When we don't know what is next and when the ‘why’ is not clear, that’s when I am learning that I am asking the wrong questions. 

 

“Shift from asking why God allows hard things to learning how to rely on Him in the midst of circumstances that make you resistant to trust”. Lisa Terkusrt  

Yes, I want to the road map and is that such an unreasonable request?  I suspect the key word there is “the”, if I am honest, I want “the” road map that makes sense to me. However, “the” road map has been there since the beginning. It is all there in His word, but it is just not as directional as we would like it or, let’s be honest, it’s often NOT the roads we might personally choose if we were in control. Surrendering to God’s map is what He asks us of all. To let go of your own “road map” and to stop asking why we can’t go in that direction is what we must do. Then all we CAN do is trust Him and learn to be happy with making the next best step at the time, based on where He is leading us.

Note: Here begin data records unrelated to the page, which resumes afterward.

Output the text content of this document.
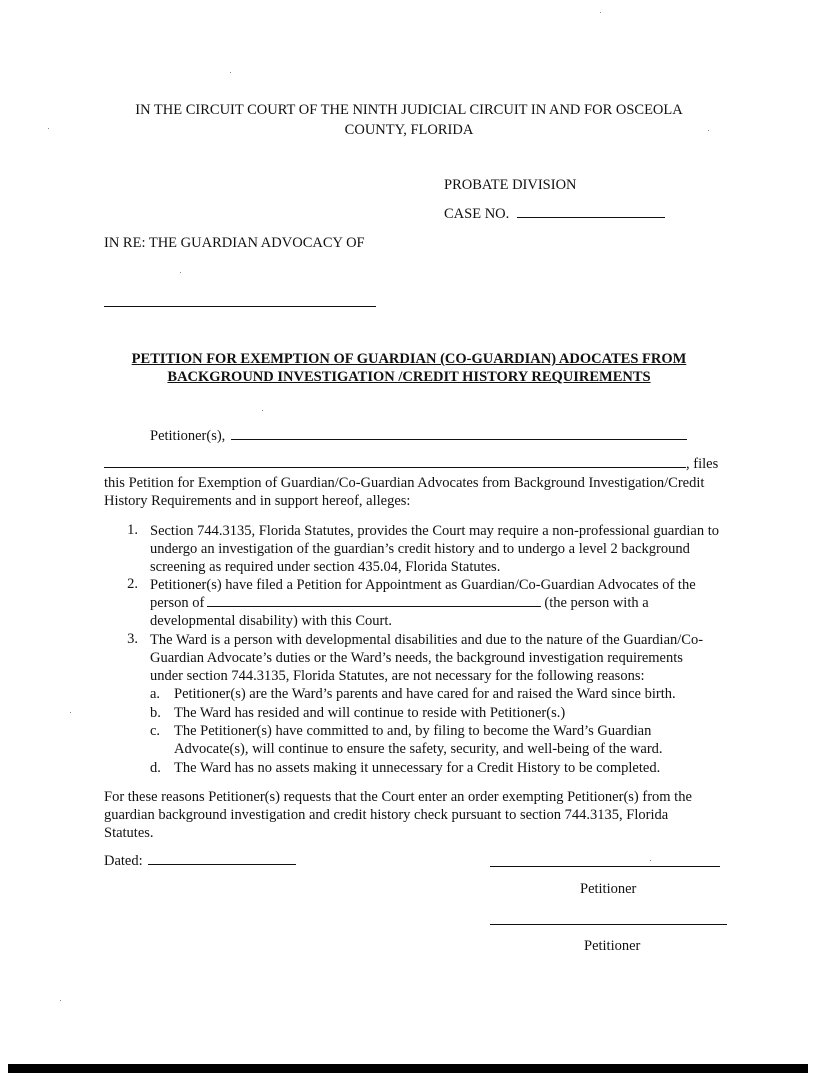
IN THE CIRCUIT COURT OF THE NINTH JUDICIAL CIRCUIT IN AND FOR OSCEOLA
COUNTY, FLORIDA
PROBATE DIVISION
CASE NO.
IN RE: THE GUARDIAN ADVOCACY OF
PETITION FOR EXEMPTION OF GUARDIAN (CO-GUARDIAN) ADOCATES FROM
BACKGROUND INVESTIGATION /CREDIT HISTORY REQUIREMENTS
Petitioner(s),
, files
this Petition for Exemption of Guardian/Co-Guardian Advocates from Background Investigation/Credit
History Requirements and in support hereof, alleges:
1. Section 744.3135, Florida Statutes, provides the Court may require a non-professional guardian to
undergo an investigation of the guardian’s credit history and to undergo a level 2 background
screening as required under section 435.04, Florida Statutes.
2. Petitioner(s) have filed a Petition for Appointment as Guardian/Co-Guardian Advocates of the
person of	(the person with a
developmental disability) with this Court.
3. The Ward is a person with developmental disabilities and due to the nature of the Guardian/Co-
Guardian Advocate’s duties or the Ward’s needs, the background investigation requirements
under section 744.3135, Florida Statutes, are not necessary for the following reasons:
a. Petitioner(s) are the Ward’s parents and have cared for and raised the Ward since birth.
b. The Ward has resided and will continue to reside with Petitioner(s.)
c. The Petitioner(s) have committed to and, by filing to become the Ward’s Guardian
Advocate(s), will continue to ensure the safety, security, and well-being of the ward.
d. The Ward has no assets making it unnecessary for a Credit History to be completed.
For these reasons Petitioner(s) requests that the Court enter an order exempting Petitioner(s) from the
guardian background investigation and credit history check pursuant to section 744.3135, Florida
Statutes.
Dated:
Petitioner
Petitioner
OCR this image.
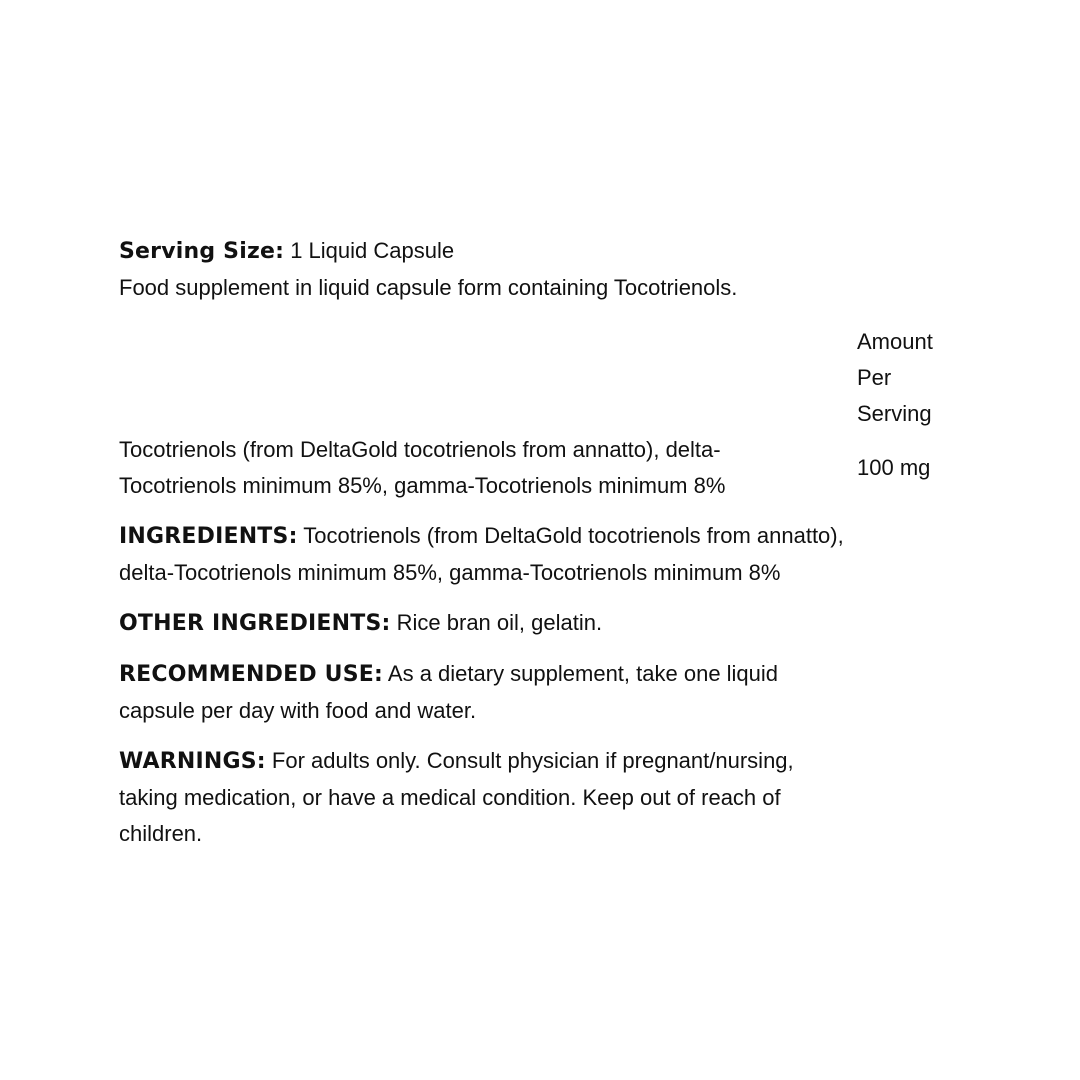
Serving Size: 1 Liquid Capsule

Food supplement in liquid capsule form containing Tocotrienols.

Amount
Per
Serving
Tocotrienols (from DeltaGold tocotrienols from annatto), delta-
Tocotrienols minimum 85%, gamma-Tocotrienols minimum 8%
100 mg
INGREDIENTS: Tocotrienols (from DeltaGold tocotrienols from annatto),
delta-Tocotrienols minimum 85%, gamma-Tocotrienols minimum 8%
OTHER INGREDIENTS: Rice bran oil, gelatin.
RECOMMENDED USE: As a dietary supplement, take one liquid
capsule per day with food and water.
WARNINGS: For adults only. Consult physician if pregnant/nursing,
taking medication, or have a medical condition. Keep out of reach of
children.
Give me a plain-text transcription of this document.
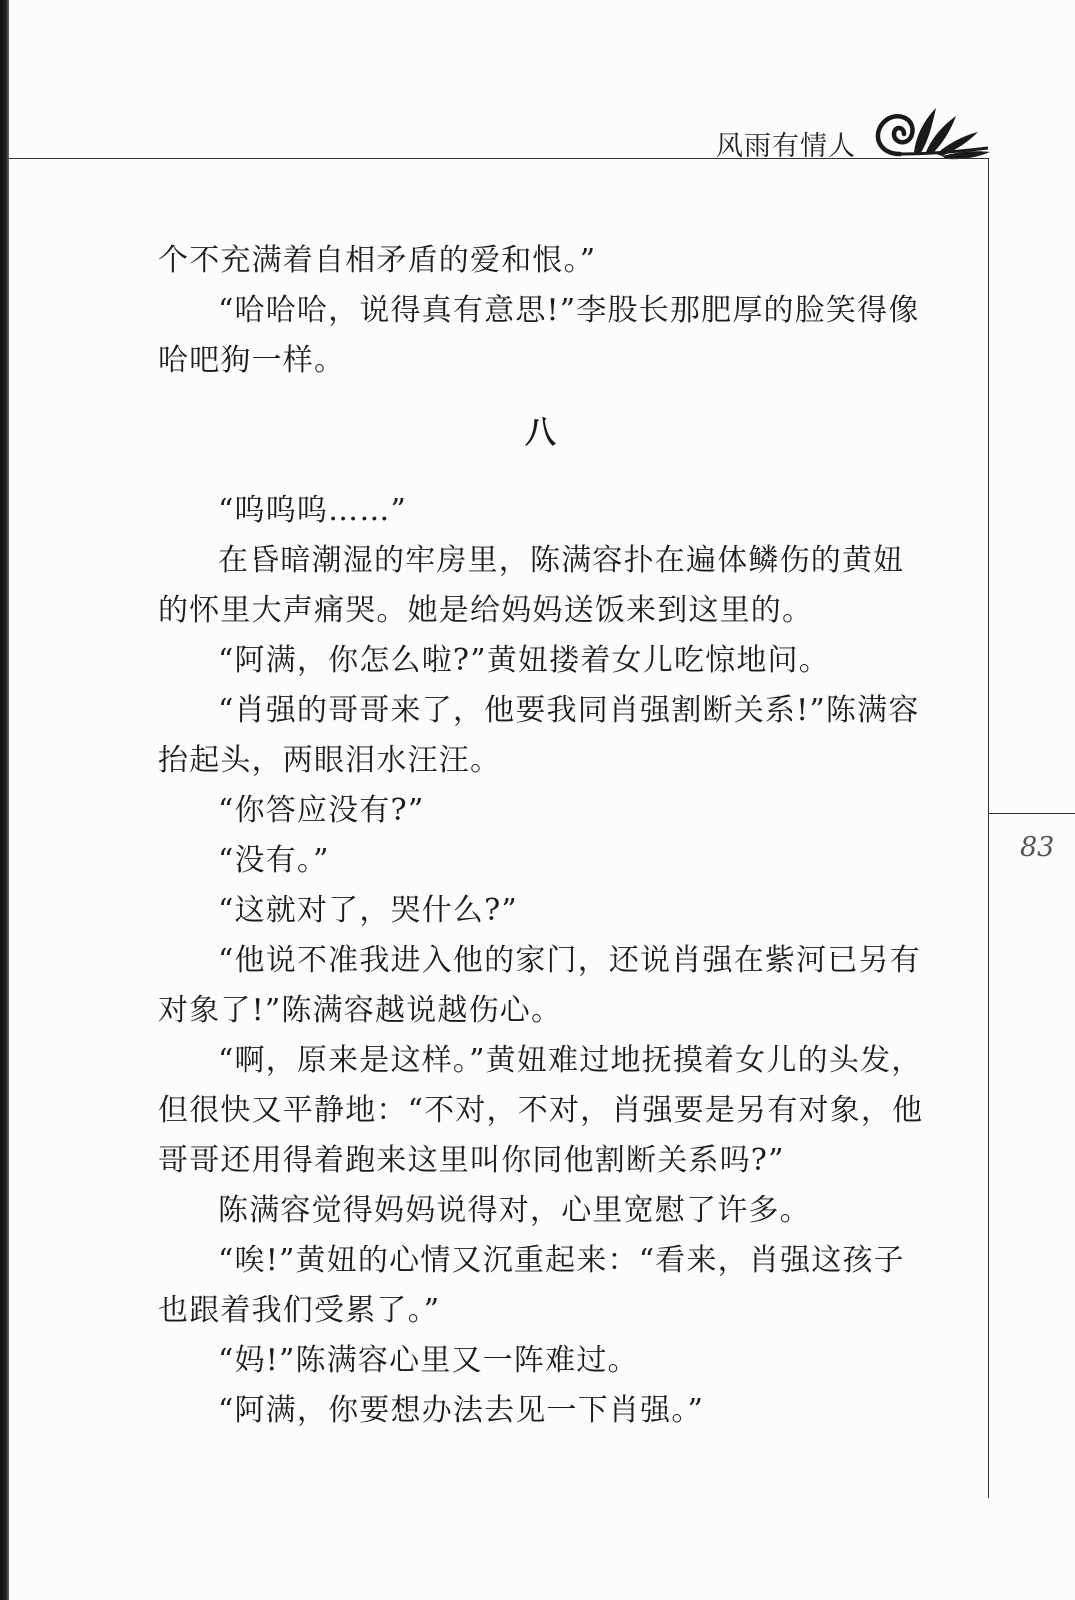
风雨有情人
83

个不充满着自相矛盾的爱和恨。”

“哈哈哈，说得真有意思!”李股长那肥厚的脸笑得像哈吧狗一样。

八

“呜呜呜……”

在昏暗潮湿的牢房里，陈满容扑在遍体鳞伤的黄妞的怀里大声痛哭。她是给妈妈送饭来到这里的。

“阿满，你怎么啦?”黄妞搂着女儿吃惊地问。

“肖强的哥哥来了，他要我同肖强割断关系!”陈满容抬起头，两眼泪水汪汪。

“你答应没有?”

“没有。”

“这就对了，哭什么?”

“他说不准我进入他的家门，还说肖强在紫河已另有对象了!”陈满容越说越伤心。

“啊，原来是这样。”黄妞难过地抚摸着女儿的头发，但很快又平静地：“不对，不对，肖强要是另有对象，他哥哥还用得着跑来这里叫你同他割断关系吗?”

陈满容觉得妈妈说得对，心里宽慰了许多。

“唉!”黄妞的心情又沉重起来：“看来，肖强这孩子也跟着我们受累了。”

“妈!”陈满容心里又一阵难过。

“阿满，你要想办法去见一下肖强。”
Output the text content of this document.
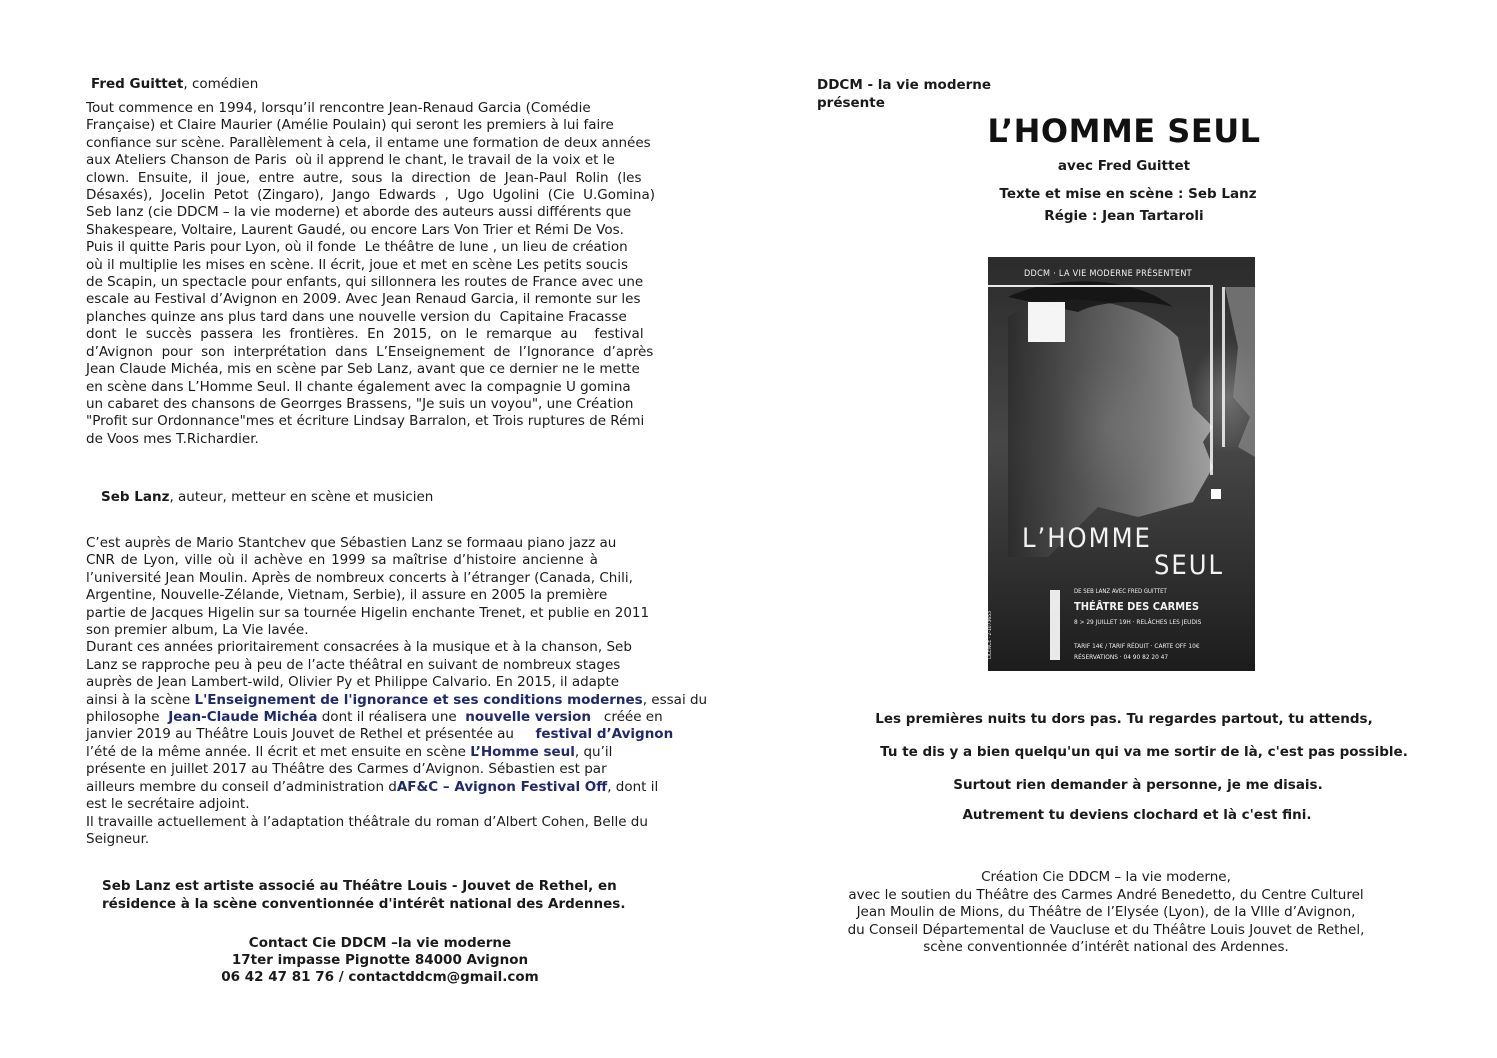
Fred Guittet, comédien
Tout commence en 1994, lorsqu’il rencontre Jean-Renaud Garcia (Comédie
Française) et Claire Maurier (Amélie Poulain) qui seront les premiers à lui faire
confiance sur scène. Parallèlement à cela, il entame une formation de deux années
aux Ateliers Chanson de Paris  où il apprend le chant, le travail de la voix et le
clown.  Ensuite,  il  joue,  entre  autre,  sous  la  direction  de  Jean-Paul  Rolin  (les
Désaxés),  Jocelin  Petot  (Zingaro),  Jango  Edwards  ,  Ugo  Ugolini  (Cie  U.Gomina)
Seb lanz (cie DDCM – la vie moderne) et aborde des auteurs aussi différents que
Shakespeare, Voltaire, Laurent Gaudé, ou encore Lars Von Trier et Rémi De Vos.
Puis il quitte Paris pour Lyon, où il fonde  Le théâtre de lune , un lieu de création
où il multiplie les mises en scène. Il écrit, joue et met en scène Les petits soucis
de Scapin, un spectacle pour enfants, qui sillonnera les routes de France avec une
escale au Festival d’Avignon en 2009. Avec Jean Renaud Garcia, il remonte sur les
planches quinze ans plus tard dans une nouvelle version du  Capitaine Fracasse
dont  le  succès  passera  les  frontières.  En  2015,  on  le  remarque  au    festival
d’Avignon  pour  son  interprétation  dans  L’Enseignement  de  l’Ignorance  d’après
Jean Claude Michéa, mis en scène par Seb Lanz, avant que ce dernier ne le mette
en scène dans L’Homme Seul. Il chante également avec la compagnie U gomina
un cabaret des chansons de Georrges Brassens, "Je suis un voyou", une Création
"Profit sur Ordonnance"mes et écriture Lindsay Barralon, et Trois ruptures de Rémi
de Voos mes T.Richardier.
Seb Lanz, auteur, metteur en scène et musicien
C’est auprès de Mario Stantchev que Sébastien Lanz se formaau piano jazz au
CNR de Lyon, ville où il achève en 1999 sa maîtrise d’histoire ancienne à
l’université Jean Moulin. Après de nombreux concerts à l’étranger (Canada, Chili,
Argentine, Nouvelle-Zélande, Vietnam, Serbie), il assure en 2005 la première
partie de Jacques Higelin sur sa tournée Higelin enchante Trenet, et publie en 2011
son premier album, La Vie lavée.
Durant ces années prioritairement consacrées à la musique et à la chanson, Seb
Lanz se rapproche peu à peu de l’acte théâtral en suivant de nombreux stages
auprès de Jean Lambert-wild, Olivier Py et Philippe Calvario. En 2015, il adapte
ainsi à la scène L'Enseignement de l'ignorance et ses conditions modernes, essai du
philosophe Jean-Claude Michéa dont il réalisera une nouvelle version créée en
janvier 2019 au Théâtre Louis Jouvet de Rethel et présentée au festival d’Avignon
l’été de la même année. Il écrit et met ensuite en scène L’Homme seul, qu’il
présente en juillet 2017 au Théâtre des Carmes d’Avignon. Sébastien est par
ailleurs membre du conseil d’administration dAF&C – Avignon Festival Off, dont il
est le secrétaire adjoint.
Il travaille actuellement à l’adaptation théâtrale du roman d’Albert Cohen, Belle du
Seigneur.
Seb Lanz est artiste associé au Théâtre Louis - Jouvet de Rethel, en
résidence à la scène conventionnée d'intérêt national des Ardennes.
Contact Cie DDCM –la vie moderne
17ter impasse Pignotte 84000 Avignon
06 42 47 81 76 / contactddcm@gmail.com
DDCM - la vie moderne
présente
L’HOMME SEUL
avec Fred Guittet
Texte et mise en scène : Seb Lanz
Régie : Jean Tartaroli
DDCM · LA VIE MODERNE PRÉSENTENT
L’HOMME
SEUL
DE SEB LANZ AVEC FRED GUITTET
THÉÂTRE DES CARMES
8 > 29 JUILLET 19H · RELÂCHES LES JEUDIS
TARIF 14€ / TARIF RÉDUIT · CARTE OFF 10€
RÉSERVATIONS · 04 90 82 20 47
LICENCE · 2-1073653
Les premières nuits tu dors pas. Tu regardes partout, tu attends,
Tu te dis y a bien quelqu'un qui va me sortir de là, c'est pas possible.
Surtout rien demander à personne, je me disais.
Autrement tu deviens clochard et là c'est fini.
Création Cie DDCM – la vie moderne,
avec le soutien du Théâtre des Carmes André Benedetto, du Centre Culturel
Jean Moulin de Mions, du Théâtre de l’Elysée (Lyon), de la VIlle d’Avignon,
du Conseil Départemental de Vaucluse et du Théâtre Louis Jouvet de Rethel,
scène conventionnée d’intérêt national des Ardennes.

Even though on the outside it often looks like things are falling apart on us, on the inside, where God is making new life, not a day goes by without his unfolding grace. These hard times are small potatoes compared to the coming good times, the lavish celebration prepared for us. Theres far more here than meets the eye. The things we see now are here today, gone tomorrow. But the things we cant see now will last forever."     

2 Cor 4:10-18 The message          


 

“Help me Lord, to only need to know what I need to know and trust you for the rest. Help me to stop asking the “why” question and begin to ask “what next”. Lord, I want to thrive and not simply survive, and that means letting go of what I cannot see and learning to enjoy the moment that is right in front of me, knowing you know the final destination.”